UK police forces are routinely extracting and storing excessive amounts of personal information from the mobile phones of victims, witnesses and suspects without an appropriate basis in existing data protection law, which could ultimately deter people from reporting crimes.
That is the stark conclusion of a new investigation carried out by the Information Commissioner’s Office into the use of mobile phone extraction by police forces when conducting criminal investigations in England and Wales.
The report follows the controversial introduction of digital consent forms by the National Police Chiefs’ Council (NPCC) and Crown Prosecution Service (CPS). Victims of crime - including sexual offences - were told that if they did not hand over their phones, charges against alleged attackers might be dropped.
While police data extraction practices vary across the country, some forces were found to be retaining large volumes of data, including intimate details of the private lives of device owners as well as their family, friends and colleagues.
In many cases the photographs, messages, emails and social media posts were being stored in unencrypted format presenting “considerable risks to privacy”.
Information Commissioner Elizabeth Denham said: “The existing laws that apply in this area are a combination of common law, statute law and statutory codes of practice. I found that the picture is complex and cannot be viewed solely through the lens of data protection. As this report makes clear, a whole-of-system approach is needed to improve privacy protection whilst achieving legitimate criminal justice objectives.”
“People expect to understand how their personal data is being used, regardless of the legal basis for processing.

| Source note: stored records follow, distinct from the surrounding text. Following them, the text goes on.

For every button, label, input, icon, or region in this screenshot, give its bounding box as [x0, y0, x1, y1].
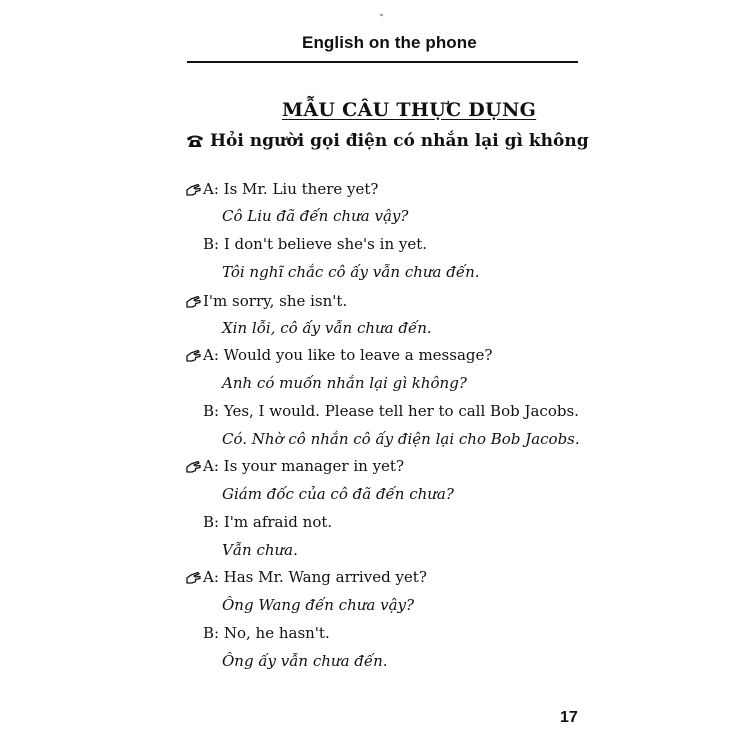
dialogue-line: A: Has Mr. Wang arrived yet?: [203, 568, 427, 586]
dialogue-line: A: Is your manager in yet?: [203, 457, 404, 475]
running-header-title: English on the phone: [302, 33, 477, 52]
pointing-hand-icon: [186, 349, 202, 363]
dialogue-translation: Cô Liu đã đến chưa vậy?: [222, 207, 409, 225]
telephone-icon: [186, 134, 204, 148]
dialogue-translation: Tôi nghĩ chắc cô ấy vẫn chưa đến.: [222, 263, 480, 281]
dialogue-line: A: Is Mr. Liu there yet?: [203, 180, 379, 198]
dialogue-line: B: Yes, I would. Please tell her to call Bob Jacobs.: [203, 402, 579, 420]
dialogue-translation: Có. Nhờ cô nhắn cô ấy điện lại cho Bob Jacobs.: [222, 430, 580, 448]
dialogue-translation: Ông Wang đến chưa vậy?: [222, 596, 415, 614]
dialogue-translation: Giám đốc của cô đã đến chưa?: [222, 485, 454, 503]
scan-speck: [380, 13, 384, 16]
pointing-hand-icon: [186, 571, 202, 585]
header-rule: [187, 61, 578, 63]
pointing-hand-icon: [186, 460, 202, 474]
dialogue-line: A: Would you like to leave a message?: [203, 346, 493, 364]
section-heading: MẪU CÂU THỰC DỤNG: [282, 99, 537, 121]
dialogue-translation: Ông ấy vẫn chưa đến.: [222, 652, 388, 670]
subheading: [186, 131, 589, 151]
dialogue-line: B: No, he hasn't.: [203, 624, 330, 642]
dialogue-line: B: I'm afraid not.: [203, 513, 333, 531]
page-number: 17: [560, 709, 578, 726]
pointing-hand-icon: [186, 295, 202, 309]
dialogue-translation: Anh có muốn nhắn lại gì không?: [222, 374, 467, 392]
subheading-text: Hỏi người gọi điện có nhắn lại gì không: [210, 131, 589, 151]
dialogue-line: B: I don't believe she's in yet.: [203, 235, 428, 253]
dialogue-line: I'm sorry, she isn't.: [203, 292, 348, 310]
dialogue-translation: Vẫn chưa.: [222, 541, 298, 559]
dialogue-translation: Xin lỗi, cô ấy vẫn chưa đến.: [222, 319, 432, 337]
pointing-hand-icon: [186, 183, 202, 197]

My concern is that an approach that does not seek this engagement risks dissuading citizens from reporting crime, and victims may be deterred from assisting police.”

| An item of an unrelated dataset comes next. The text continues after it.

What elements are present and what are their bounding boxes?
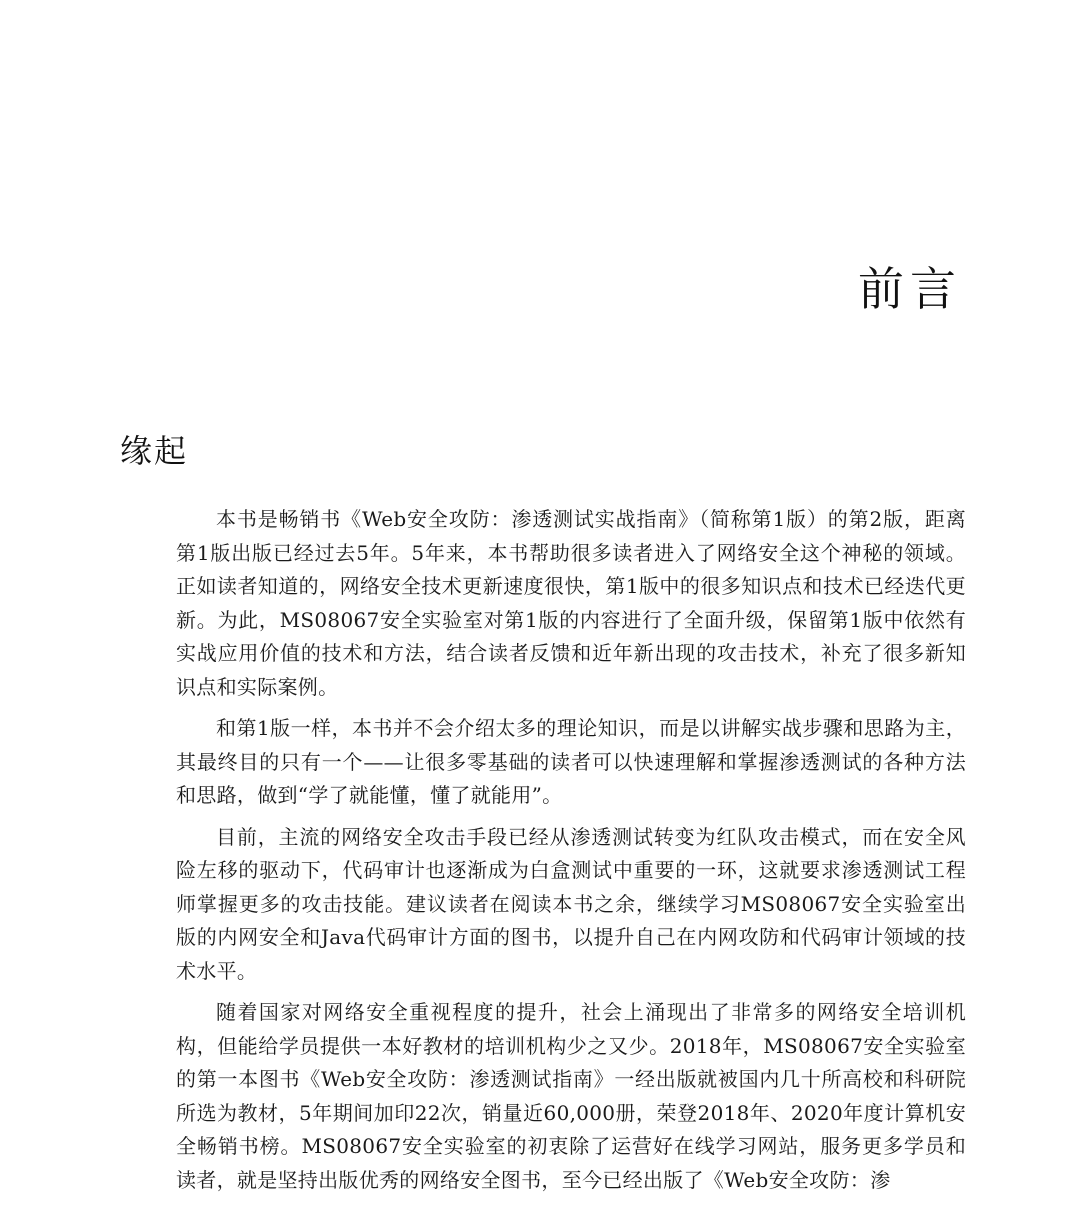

The ICO’s report recommends that a number of measures are implemented across law enforcement to improve compliance with data protection law and regain some public confidence that may have been lost.
The ICO is also recommending the introduction of a new code of practice to improve practices and better support police and prosecutors in their work.
Denham said: “While the work needed to implement my recommendations must not fall by the wayside, I am acutely aware that this report is issued at a time of unprecedented challenges flowing from the Covid-19 pandemic. I therefore acknowledge that the timeline for change will be longer than usual, but I am keen that we begin to make progress as soon as practicable, and I am committed to supporting that work at all stages.”